D.E. Mais (Department of Astronomy, Palomar College, San Marcos, CA), R.E. Stencel (Department of Physics and Astronomy, University of Denver, Denver, CO), D. Richards (Wessex Astronomy Society, Dorset, UK)

Mira variable stars are a broad class long period variable stars, which encompass spectroscopic classes of type M, S and C. Recently, evidence has accumulated to suggest that Mira variables may go through flare up stages which result in brightening on the order of several tenths of a magnitude or more and may last hours to days in length (Schaefer, B., 1991, Maffei, P., and Tosti, G., 1995 and de Laverny, P., et. al., 1998). Very little is known about these events, indeed it is not clear that these events are real. If they are real events, the spectroscopic changes, which occur during these flare-up episodes, remain relatively unexplored.
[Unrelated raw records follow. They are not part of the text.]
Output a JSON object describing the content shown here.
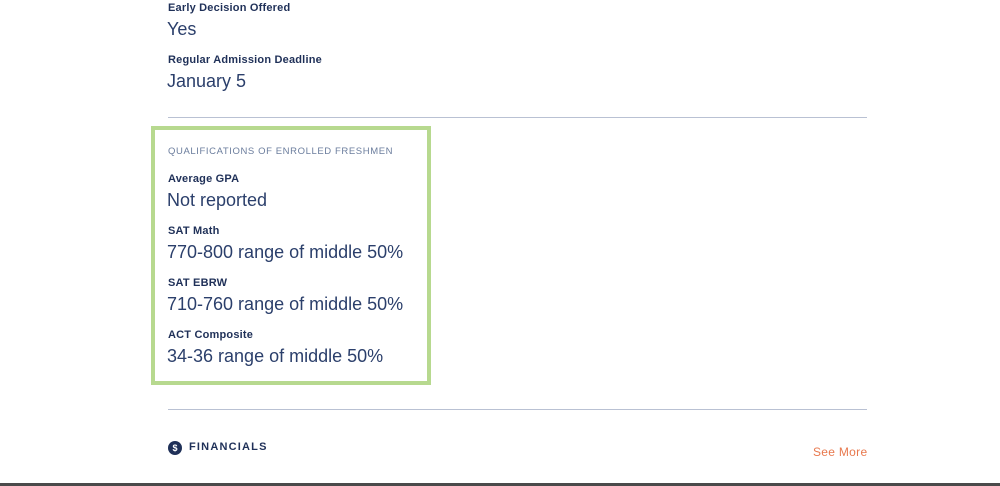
{
  "admissions": {
    "early_decision_label": "Early Decision Offered",
    "early_decision_value": "Yes",
    "regular_deadline_label": "Regular Admission Deadline",
    "regular_deadline_value": "January 5"
  },
  "qualifications": {
    "heading": "QUALIFICATIONS OF ENROLLED FRESHMEN",
    "items": [
      {
        "label": "Average GPA",
        "value": "Not reported"
      },
      {
        "label": "SAT Math",
        "value": "770-800 range of middle 50%"
      },
      {
        "label": "SAT EBRW",
        "value": "710-760 range of middle 50%"
      },
      {
        "label": "ACT Composite",
        "value": "34-36 range of middle 50%"
      }
    ]
  },
  "financials": {
    "icon_glyph": "$",
    "icon": "dollar-circle-icon",
    "label": "FINANCIALS",
    "see_more": "See More"
  },
  "colors": {
    "text_dark": "#1f3058",
    "highlight_border": "#b7d98f",
    "accent_link": "#e8784d"
  }
}
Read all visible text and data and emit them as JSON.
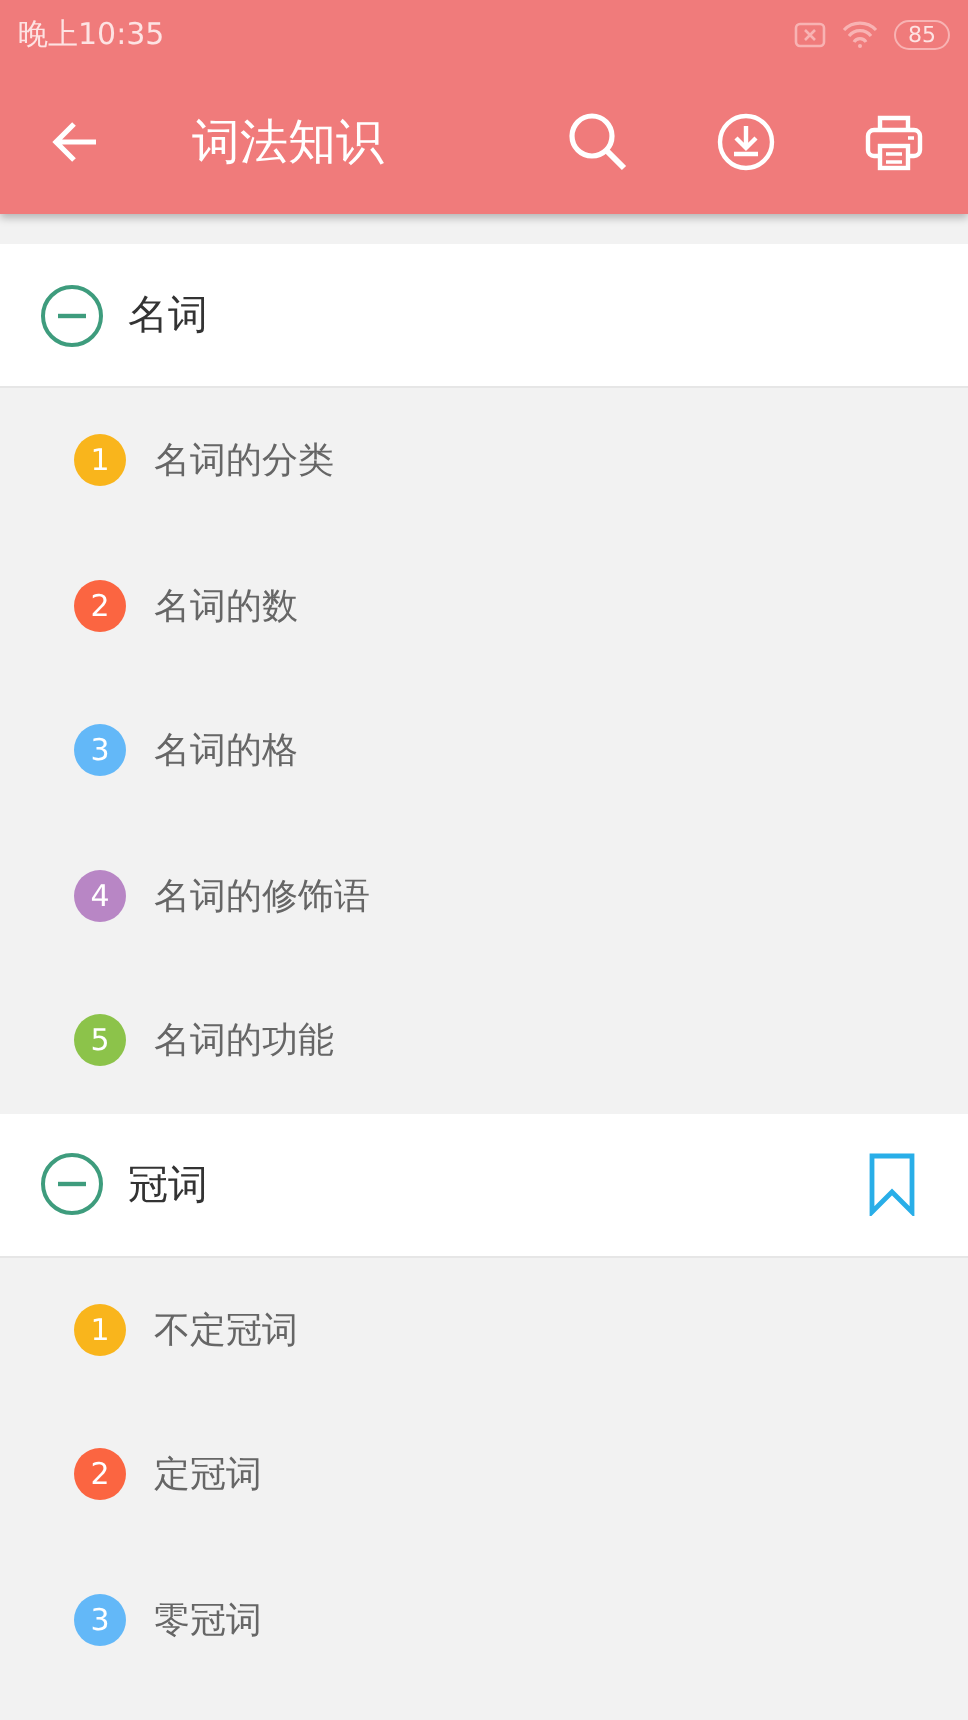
{
  "status_bar": {
    "time": "晚上10:35",
    "battery": "85"
  },
  "app_bar": {
    "title": "词法知识"
  },
  "sections": [
    {
      "title": "名词",
      "expanded": true,
      "bookmarked": false,
      "items": [
        {
          "number": "1",
          "label": "名词的分类",
          "color": "#f9b51c"
        },
        {
          "number": "2",
          "label": "名词的数",
          "color": "#fb6541"
        },
        {
          "number": "3",
          "label": "名词的格",
          "color": "#63b8f8"
        },
        {
          "number": "4",
          "label": "名词的修饰语",
          "color": "#b886c5"
        },
        {
          "number": "5",
          "label": "名词的功能",
          "color": "#8cc34a"
        }
      ]
    },
    {
      "title": "冠词",
      "expanded": true,
      "bookmarked": true,
      "items": [
        {
          "number": "1",
          "label": "不定冠词",
          "color": "#f9b51c"
        },
        {
          "number": "2",
          "label": "定冠词",
          "color": "#fb6541"
        },
        {
          "number": "3",
          "label": "零冠词",
          "color": "#63b8f8"
        }
      ]
    }
  ]
}
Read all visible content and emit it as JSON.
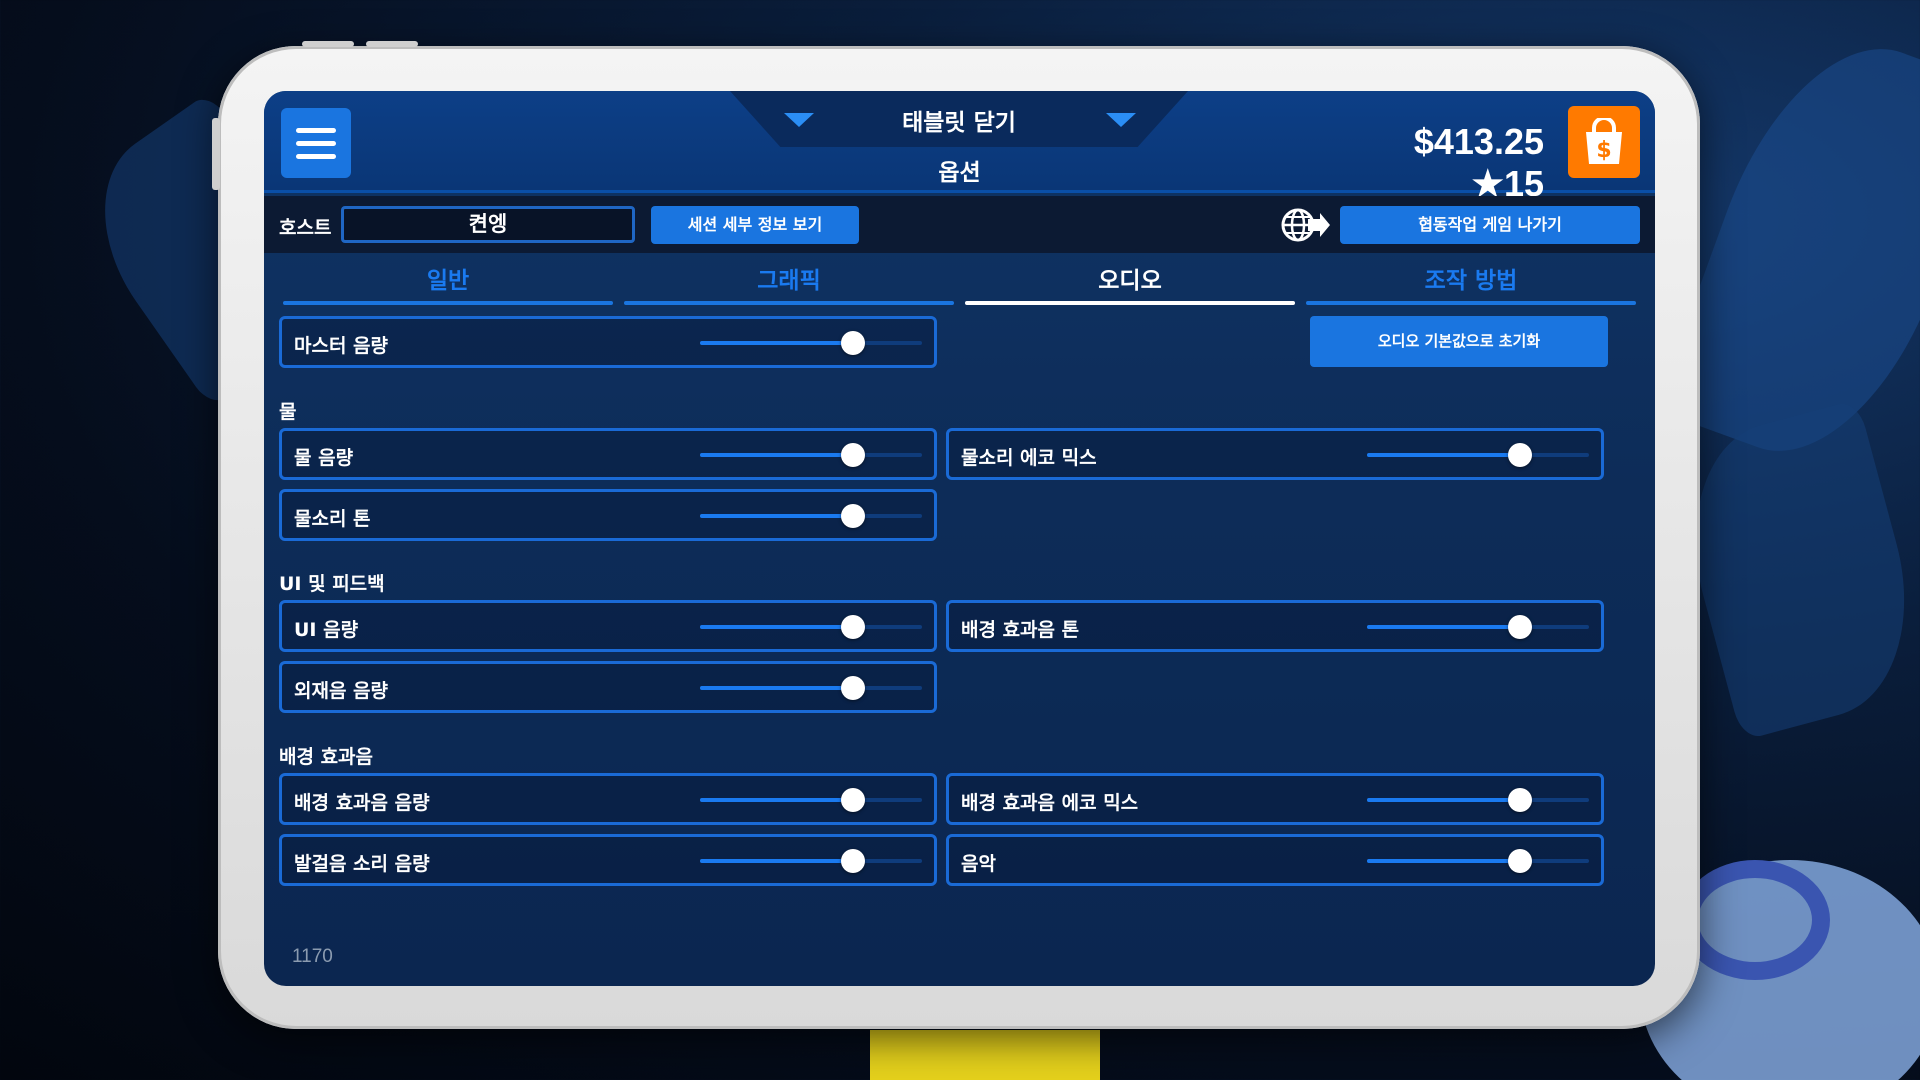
{
  "top_bar": {
    "close_tablet_label": "태블릿 닫기",
    "title": "옵션",
    "money": "$413.25",
    "stars": "★15",
    "menu_icon": "hamburger-menu-icon",
    "shop_icon": "shopping-bag-dollar-icon"
  },
  "host_bar": {
    "host_label": "호스트",
    "host_name": "켠엥",
    "session_details_button": "세션 세부 정보 보기",
    "globe_icon": "globe-exit-icon",
    "leave_coop_button": "협동작업 게임 나가기"
  },
  "tabs": [
    {
      "label": "일반",
      "active": false
    },
    {
      "label": "그래픽",
      "active": false
    },
    {
      "label": "오디오",
      "active": true
    },
    {
      "label": "조작 방법",
      "active": false
    }
  ],
  "audio": {
    "master": {
      "label": "마스터 음량",
      "value": 0.69
    },
    "reset_button": "오디오 기본값으로 초기화",
    "sections": [
      {
        "title": "물",
        "left": [
          {
            "label": "물 음량",
            "value": 0.69
          },
          {
            "label": "물소리 톤",
            "value": 0.69
          }
        ],
        "right": [
          {
            "label": "물소리 에코 믹스",
            "value": 0.69
          }
        ]
      },
      {
        "title": "UI 및 피드백",
        "left": [
          {
            "label": "UI 음량",
            "value": 0.69
          },
          {
            "label": "외재음 음량",
            "value": 0.69
          }
        ],
        "right": [
          {
            "label": "배경 효과음 톤",
            "value": 0.69
          }
        ]
      },
      {
        "title": "배경 효과음",
        "left": [
          {
            "label": "배경 효과음 음량",
            "value": 0.69
          },
          {
            "label": "발걸음 소리 음량",
            "value": 0.69
          }
        ],
        "right": [
          {
            "label": "배경 효과음 에코 믹스",
            "value": 0.69
          },
          {
            "label": "음악",
            "value": 0.69
          }
        ]
      }
    ]
  },
  "build_number": "1170",
  "colors": {
    "accent": "#1a75e0",
    "shop": "#ff7a00",
    "panel": "#0d2c58"
  }
}
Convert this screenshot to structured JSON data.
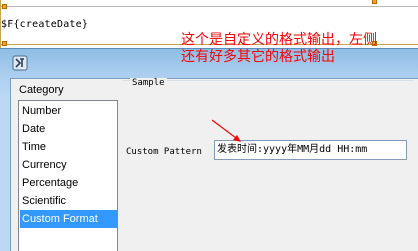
{
  "editor": {
    "field_expression": "$F{createDate}"
  },
  "dialog": {
    "title_icon": "app-icon",
    "category": {
      "label": "Category",
      "items": [
        {
          "label": "Number"
        },
        {
          "label": "Date"
        },
        {
          "label": "Time"
        },
        {
          "label": "Currency"
        },
        {
          "label": "Percentage"
        },
        {
          "label": "Scientific"
        },
        {
          "label": "Custom Format"
        }
      ],
      "selected": "Custom Format"
    },
    "sample": {
      "label": "Sample"
    },
    "custom_pattern": {
      "label": "Custom Pattern",
      "value": "发表时间:yyyy年MM月dd HH:mm"
    }
  },
  "annotation": {
    "line1": "这个是自定义的格式输出，左侧",
    "line2": "还有好多其它的格式输出",
    "color": "#ff0000"
  },
  "colors": {
    "selection": "#3399ff",
    "title_gradient_top": "#8fbde4",
    "dialog_face": "#f0f0f0"
  }
}
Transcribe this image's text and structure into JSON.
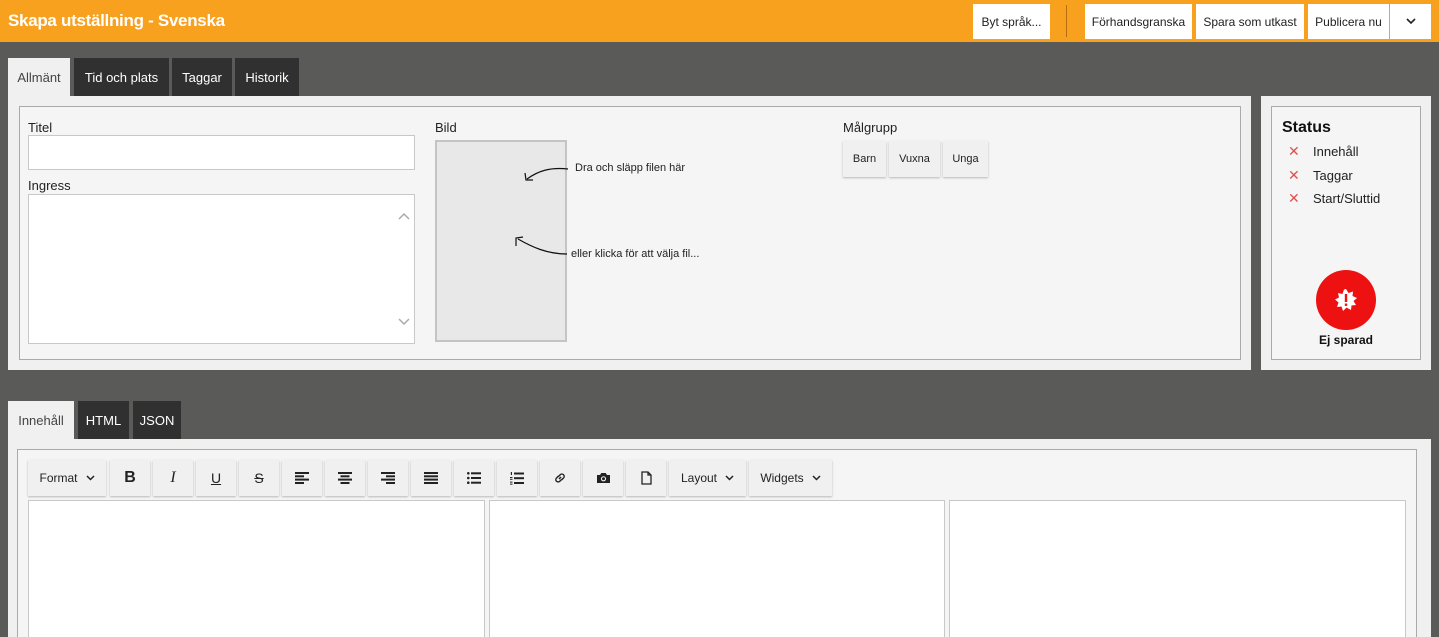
{
  "header": {
    "title": "Skapa utställning - Svenska",
    "change_language": "Byt språk...",
    "preview": "Förhandsgranska",
    "save_draft": "Spara som utkast",
    "publish": "Publicera nu",
    "dropdown_icon": "chevron-down-icon"
  },
  "top_tabs": [
    "Allmänt",
    "Tid och plats",
    "Taggar",
    "Historik"
  ],
  "general": {
    "title_label": "Titel",
    "title_value": "",
    "ingress_label": "Ingress",
    "ingress_value": "",
    "image_label": "Bild",
    "drop_text": "Dra och släpp filen här",
    "click_text": "eller klicka för att välja fil...",
    "audience_label": "Målgrupp",
    "audience": [
      "Barn",
      "Vuxna",
      "Unga"
    ]
  },
  "status": {
    "title": "Status",
    "items": [
      "Innehåll",
      "Taggar",
      "Start/Sluttid"
    ],
    "badge_label": "Ej sparad",
    "colors": {
      "header": "#f7a11e",
      "error": "#ee1111",
      "cross": "#e05050"
    }
  },
  "content_tabs": [
    "Innehåll",
    "HTML",
    "JSON"
  ],
  "toolbar": {
    "format": "Format",
    "bold": "B",
    "italic": "I",
    "underline": "U",
    "strike": "S",
    "layout": "Layout",
    "widgets": "Widgets"
  }
}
This project was initiated in order to monitor a group of program stars of these classes in the V and R photometric bands in the hopes of “catching” some of these stars during one of these flare ups, thus offering confirmation to their reality and to be able to conduct spectral analysis of the flare-ups in real time and compare these spectra to the non-flare spectra. Monitoring of a group of these stars was carried out using equipment readily available to amateurs, both in the way of telescopes, CCD cameras and software. Commercially available software was used to control telescope pointing and image acquisition with different filters. In addition, in order to make analysis as real time as possible, scripts for reduction of images were created to automatically perform astrometric solutions and determine magnitudes of the variables from standard stars in the field. During the course of the past year, nearly 98 program stars have been monitored to address the potential flare up episodes. These include 25 M-type, 16-S type and 57 C-type Mira’s. Precision of these measurements are in the milli-magnitude regime. This talk will describe the results obtained so far.